Editorial économique

Yves de Kerdrel - Sud Radio

Le gouvernement doit annoncer ce mercredi la liste des 40 entreprises technologiques les plus prometteuses qui seront réunies dans le "Next 40". Quel est le but de cette initiative ?

Après un forum consacré hier à la French Tech, le gouvernement doit donner aujourd’hui cette liste de 40 entreprises de high tech. Elles seront donc réunies au sein d’un club qui s’appellera le Next 40, mais qui ne sera pas un indice, car il y aura beaucoup d’entreprises non cotées. Alors vous allez me demander à quoi ça sert ? Le but c’est simplement de donner plus de visibilité à ces entreprises en France et à l’étranger. Et la visibilité, c’est important pour qu’elles attirent des capitaux ou des talents de manière à grossir aussi vite que possible. Ces entreprises seront également chouchoutées par l’Etat qui va concevoir pour elles un programme d’accompagnement spécial. Ce sera donc intéressant de voir quelles seront les entreprises choisies, dans la mesure où on a déjà en France 7 licornes, des entreprises de + 1 Md euros. On y trouvera sans doute Doctolib, Blablacar, Meero, une entreprise d’intelligence artificielle ou Deezer que connaissent les amateurs de musique

Pourquoi cet intérêt soudain du Chef de l’Etat pour la high-tech ?

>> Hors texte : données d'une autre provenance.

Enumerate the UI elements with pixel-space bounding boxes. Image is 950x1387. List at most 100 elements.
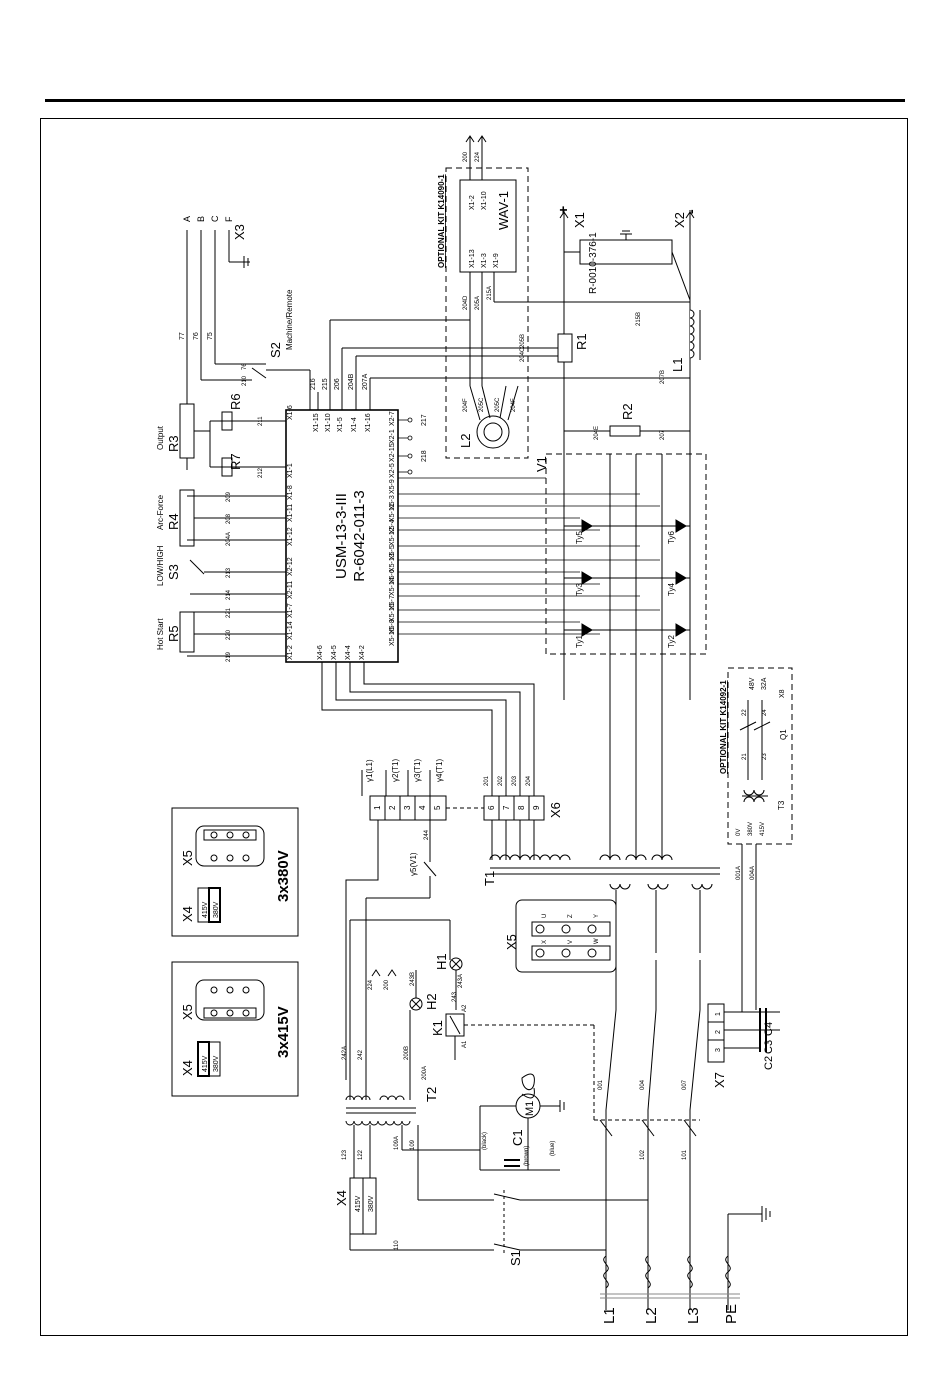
output-label: Output bbox=[156, 425, 165, 450]
pin-x4-2: X4-2 bbox=[359, 645, 366, 660]
wire-208: 208 bbox=[226, 513, 232, 524]
transformer-t1: T1 bbox=[482, 854, 720, 890]
x8-label: X8 bbox=[779, 689, 786, 698]
t3-380v: 380V bbox=[748, 822, 754, 836]
machine-remote-label: Machine/Remote bbox=[285, 289, 294, 350]
pin-x1-6: X1-6 bbox=[287, 405, 294, 420]
wire-215a: 215A bbox=[487, 286, 493, 300]
x3-a: A bbox=[182, 216, 192, 222]
pin-x1-15: X1-15 bbox=[313, 413, 320, 432]
wire-242a: 242A bbox=[342, 1046, 348, 1060]
x3-c: C bbox=[210, 215, 220, 222]
wire-243: 243 bbox=[452, 991, 458, 1002]
x7-n1: 1 bbox=[715, 1012, 722, 1016]
pin-x2-12: X2-12 bbox=[287, 557, 294, 576]
wire-007: 007 bbox=[682, 1079, 688, 1090]
wire-205c-2: 205C bbox=[495, 397, 501, 412]
mains-l3: L3 bbox=[685, 1307, 702, 1324]
r2-label: R2 bbox=[620, 403, 635, 420]
strip-n3: 3 bbox=[403, 805, 412, 810]
pin-x2-7: X2-7 bbox=[389, 411, 396, 426]
blue-label: (blue) bbox=[550, 1141, 556, 1156]
box-380v: X5 X4 415V 380V 3x380V bbox=[171, 807, 299, 937]
wire-200: 200 bbox=[384, 979, 390, 990]
wire-205c: 205C bbox=[479, 397, 485, 412]
hot-start-label: Hot Start bbox=[156, 618, 165, 650]
wire-202: 202 bbox=[498, 775, 504, 786]
wire-77: 77 bbox=[179, 332, 186, 340]
t2-label: T2 bbox=[424, 1087, 439, 1102]
low-high-label: LOW/HIGH bbox=[156, 545, 165, 586]
rcomp-label: R-0010-376-1 bbox=[588, 232, 599, 294]
x1-plus: + bbox=[555, 206, 571, 214]
pin-x1-16: X1-16 bbox=[365, 413, 372, 432]
s3-label: S3 bbox=[166, 564, 181, 580]
wire-220: 220 bbox=[226, 629, 232, 640]
c1-label: C1 bbox=[510, 1129, 525, 1146]
pin-x5-16: X5-16 bbox=[389, 627, 396, 646]
pin-x5-14: X5-14 bbox=[389, 577, 396, 596]
wire-214: 214 bbox=[226, 589, 232, 600]
c4-label: C4 bbox=[763, 1022, 775, 1036]
wire-243b: 243B bbox=[410, 972, 416, 986]
r4-label: R4 bbox=[166, 513, 181, 530]
x5-terminal: U X V W Y Z X5 bbox=[504, 890, 701, 973]
wire-101: 101 bbox=[682, 1149, 688, 1160]
ty1-label: Ty1 bbox=[575, 635, 584, 648]
x1-label: X1 bbox=[572, 212, 587, 228]
wire-204d: 204D bbox=[463, 295, 469, 310]
strip-n2: 2 bbox=[388, 805, 397, 810]
pin-x4-4: X4-4 bbox=[345, 645, 352, 660]
x3-f: F bbox=[224, 216, 234, 222]
fan-circuit: M1 C1 (black) (brown) (blue) bbox=[479, 1073, 565, 1171]
x5-415-label: X5 bbox=[180, 1004, 195, 1020]
x4-380-label: X4 bbox=[180, 906, 195, 922]
strip-n7: 7 bbox=[502, 805, 511, 810]
usm-name: USM-13-3-III bbox=[333, 493, 350, 579]
wire-221: 221 bbox=[226, 607, 232, 618]
pin-x1-14: X1-14 bbox=[287, 621, 294, 640]
wire-204e: 204E bbox=[594, 426, 600, 440]
usm-top-wires: 216 215 206 204B 207A bbox=[310, 319, 690, 410]
pin-x1-5: X1-5 bbox=[337, 417, 344, 432]
kit2-label: OPTIONAL KIT K14092-1 bbox=[719, 680, 728, 774]
wire-212: 212 bbox=[258, 467, 264, 478]
x7-filter: 1 2 3 X7 C2 C3 C4 bbox=[707, 1003, 780, 1088]
wire-213: 213 bbox=[226, 567, 232, 578]
x3-label: X3 bbox=[232, 224, 247, 240]
pin-x5-4: X5-4 bbox=[389, 519, 396, 534]
pin-x4-6: X4-6 bbox=[317, 645, 324, 660]
wire-109: 109 bbox=[410, 1139, 416, 1150]
h1-label: H1 bbox=[434, 953, 449, 970]
box-415v: X5 X4 415V 380V 3x415V bbox=[171, 961, 299, 1097]
pin-x1-7: X1-7 bbox=[287, 603, 294, 618]
wire-204a: 204A bbox=[226, 532, 232, 546]
wire-243a: 243A bbox=[458, 974, 464, 988]
x5-u: U bbox=[542, 914, 548, 918]
strip-n5: 5 bbox=[433, 805, 442, 810]
gamma5: γ5(V1) bbox=[409, 852, 418, 876]
usm-code: R-6042-011-3 bbox=[351, 490, 368, 581]
box415-title: 3x415V bbox=[275, 1006, 292, 1058]
x2-label: X2 bbox=[672, 212, 687, 228]
pin-x1-1: X1-1 bbox=[287, 463, 294, 478]
wire-218: 218 bbox=[421, 450, 428, 462]
t3-0v: 0V bbox=[736, 829, 742, 836]
x2-minus: - bbox=[683, 209, 699, 214]
q22: 22 bbox=[742, 709, 748, 716]
wire-122: 122 bbox=[358, 1149, 364, 1160]
wire-205a: 205A bbox=[475, 296, 481, 310]
kit1-label: OPTIONAL KIT K14090-1 bbox=[437, 174, 446, 268]
c2-label: C2 bbox=[763, 1056, 775, 1070]
pin-x2-15: X2-15 bbox=[389, 443, 396, 462]
pin-x2-11: X2-11 bbox=[287, 581, 294, 599]
strip-n1: 1 bbox=[373, 805, 382, 810]
wire-207b: 207B bbox=[660, 370, 666, 384]
wire-210: 210 bbox=[242, 375, 248, 386]
strip-n8: 8 bbox=[517, 805, 526, 810]
wire-215b: 215B bbox=[636, 312, 642, 326]
x5-x: X bbox=[542, 940, 548, 944]
gamma3: γ3(T1) bbox=[413, 759, 422, 782]
k1-a2: A2 bbox=[462, 1004, 468, 1012]
wire-204b: 204B bbox=[348, 373, 355, 390]
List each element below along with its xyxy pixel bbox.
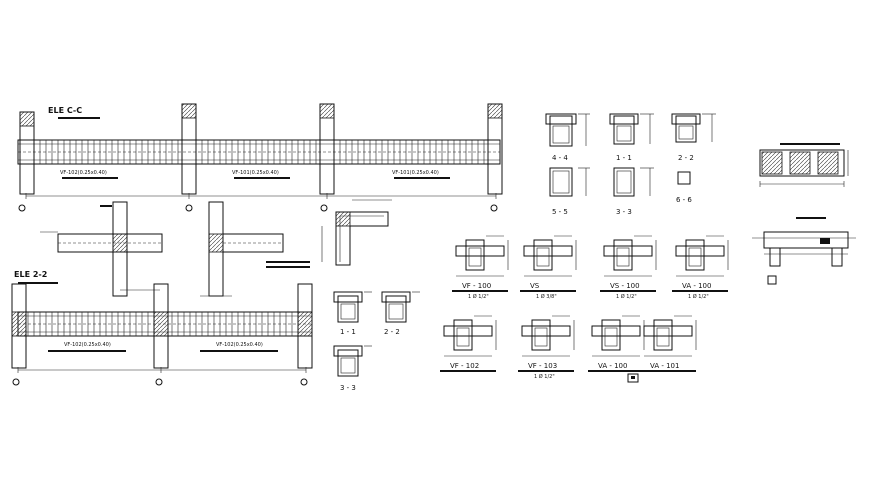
section-6-6: 6 - 6 bbox=[676, 171, 692, 204]
column-top-3 bbox=[319, 103, 335, 195]
beam-section-row-1-1: VF - 100 1 Ø 1/2" bbox=[452, 235, 509, 300]
column-bottom-1 bbox=[11, 283, 27, 369]
elevation-top: ELE C-C VF-102(0.25x0.40) VF-101(0.25 bbox=[17, 103, 503, 212]
beam-section-row-2-3: VA - 100 bbox=[588, 315, 645, 372]
beam-label-top-3: VF-101(0.25x0.40) bbox=[392, 170, 439, 176]
beam-section-row-1: VF - 100 1 Ø 1/2" VS 1 Ø 3/8" VS - 100 1 Ø 1/… bbox=[452, 235, 729, 300]
beam-section-name: VA - 101 bbox=[650, 362, 679, 370]
section-left-3: 3 - 3 bbox=[333, 345, 372, 392]
column-top-4 bbox=[487, 103, 503, 195]
section-label-2-2: 2 - 2 bbox=[678, 154, 694, 162]
elevation-bottom: ELE 2-2 VF-102(0.25x0.40) VF-102(0.25x0.… bbox=[11, 270, 313, 386]
section-label-left-2: 2 - 2 bbox=[384, 328, 400, 336]
column-bottom-3 bbox=[297, 283, 313, 369]
beam-section-row-2: VF - 102 VF - 103 1 Ø 1/2" VA - 100 VA - 101 bbox=[440, 315, 697, 380]
section-label-1-1: 1 - 1 bbox=[616, 154, 632, 162]
section-label-6-6: 6 - 6 bbox=[676, 196, 692, 204]
elevation-top-title: ELE C-C bbox=[48, 106, 82, 115]
stirrups-top bbox=[39, 140, 485, 164]
beam-section-name: VA - 100 bbox=[682, 282, 711, 290]
section-left-1: 1 - 1 bbox=[333, 291, 372, 336]
joint-detail-tee bbox=[200, 201, 310, 297]
beam-label-bottom-2: VF-102(0.25x0.40) bbox=[216, 342, 263, 348]
beam-section-note: 1 Ø 3/8" bbox=[536, 293, 557, 300]
slab-section-detail bbox=[752, 217, 856, 285]
column-top-1 bbox=[19, 111, 35, 195]
beam-section-name: VF - 100 bbox=[462, 282, 491, 290]
detail-symbol bbox=[627, 373, 639, 383]
beam-section-row-1-4: VA - 100 1 Ø 1/2" bbox=[672, 235, 729, 300]
joint-detail-corner bbox=[321, 199, 392, 266]
beam-section-row-1-2: VS 1 Ø 3/8" bbox=[520, 235, 577, 300]
beam-label-top-2: VF-101(0.25x0.40) bbox=[232, 170, 279, 176]
beam-label-bottom-1: VF-102(0.25x0.40) bbox=[64, 342, 111, 348]
beam-label-top-1: VF-102(0.25x0.40) bbox=[60, 170, 107, 176]
section-label-5-5: 5 - 5 bbox=[552, 208, 568, 216]
beam-section-name: VF - 102 bbox=[450, 362, 479, 370]
beam-section-name: VF - 103 bbox=[528, 362, 557, 370]
beam-section-note: 1 Ø 1/2" bbox=[688, 293, 709, 300]
section-3-3: 3 - 3 bbox=[613, 167, 654, 216]
beam-section-name: VA - 100 bbox=[598, 362, 627, 370]
column-top-2 bbox=[181, 103, 197, 195]
beam-section-name: VS bbox=[530, 282, 540, 290]
column-bottom-2 bbox=[153, 283, 169, 369]
slab-detail bbox=[759, 143, 849, 187]
beam-section-note: 1 Ø 1/2" bbox=[616, 293, 637, 300]
section-label-left-3: 3 - 3 bbox=[340, 384, 356, 392]
section-2-2: 2 - 2 bbox=[671, 113, 716, 162]
beam-section-row-2-1: VF - 102 bbox=[440, 315, 497, 372]
beam-section-note: 1 Ø 1/2" bbox=[534, 373, 555, 380]
beam-section-note: 1 Ø 1/2" bbox=[468, 293, 489, 300]
beam-section-row-2-2: VF - 103 1 Ø 1/2" bbox=[518, 315, 575, 380]
section-label-left-1: 1 - 1 bbox=[340, 328, 356, 336]
stirrups-bottom bbox=[27, 312, 293, 336]
section-4-4: 4 - 4 bbox=[545, 113, 590, 162]
section-1-1: 1 - 1 bbox=[609, 113, 654, 162]
section-5-5: 5 - 5 bbox=[549, 167, 590, 216]
section-label-3-3: 3 - 3 bbox=[616, 208, 632, 216]
section-group-top: 4 - 4 1 - 1 2 - 2 5 - 5 bbox=[545, 113, 716, 216]
section-group-left: 1 - 1 2 - 2 3 - 3 bbox=[333, 291, 420, 392]
beam-section-row-2-4: VA - 101 bbox=[640, 315, 697, 372]
joint-detail-cross bbox=[40, 201, 163, 297]
section-left-2: 2 - 2 bbox=[381, 291, 420, 336]
beam-section-row-1-3: VS - 100 1 Ø 1/2" bbox=[600, 235, 657, 300]
beam-section-name: VS - 100 bbox=[610, 282, 640, 290]
elevation-bottom-title: ELE 2-2 bbox=[14, 270, 47, 279]
section-label-4-4: 4 - 4 bbox=[552, 154, 568, 162]
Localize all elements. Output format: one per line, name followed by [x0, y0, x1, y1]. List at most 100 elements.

En fait Emmanuel Macron a toujours été passionné par la high-tech. C’est la raison pour laquelle il voulait faire de la France une start-up nation. Et depuis deux ans, c’est vrai que les start-up éclosent en France à la vitesse grand V. Mais le Chef de l’Etat veut qu’elles grandissent plus vite et donc qu’elles puissent lever des fonds plus facilement. C’est ce qui l’a amené à mobiliser une vingtaine d’investisseurs à hauteur de plusieurs milliards d’euros. L'objectif c'est d'avoir une dizaine de fonds de la taille d'environ un milliard d'euros à l'horizon 2022. Car l'Elysée a un objectif : 20 entreprises françaises de high-tech qui valent chacune 1 Md€ d'ici 2025 alors qu’on en compte sept aujourd’hui. C’est un objectif ambitieux. Mais n’oublions pas qu’au premier semestre, près de 400 start-up ont réussi à collecter au total près de 3 milliards d’euros. Le principal défi du gouvernement est plutôt de défendre aussi nos vieilles usines qui font vivre les territoires et des milliers de français.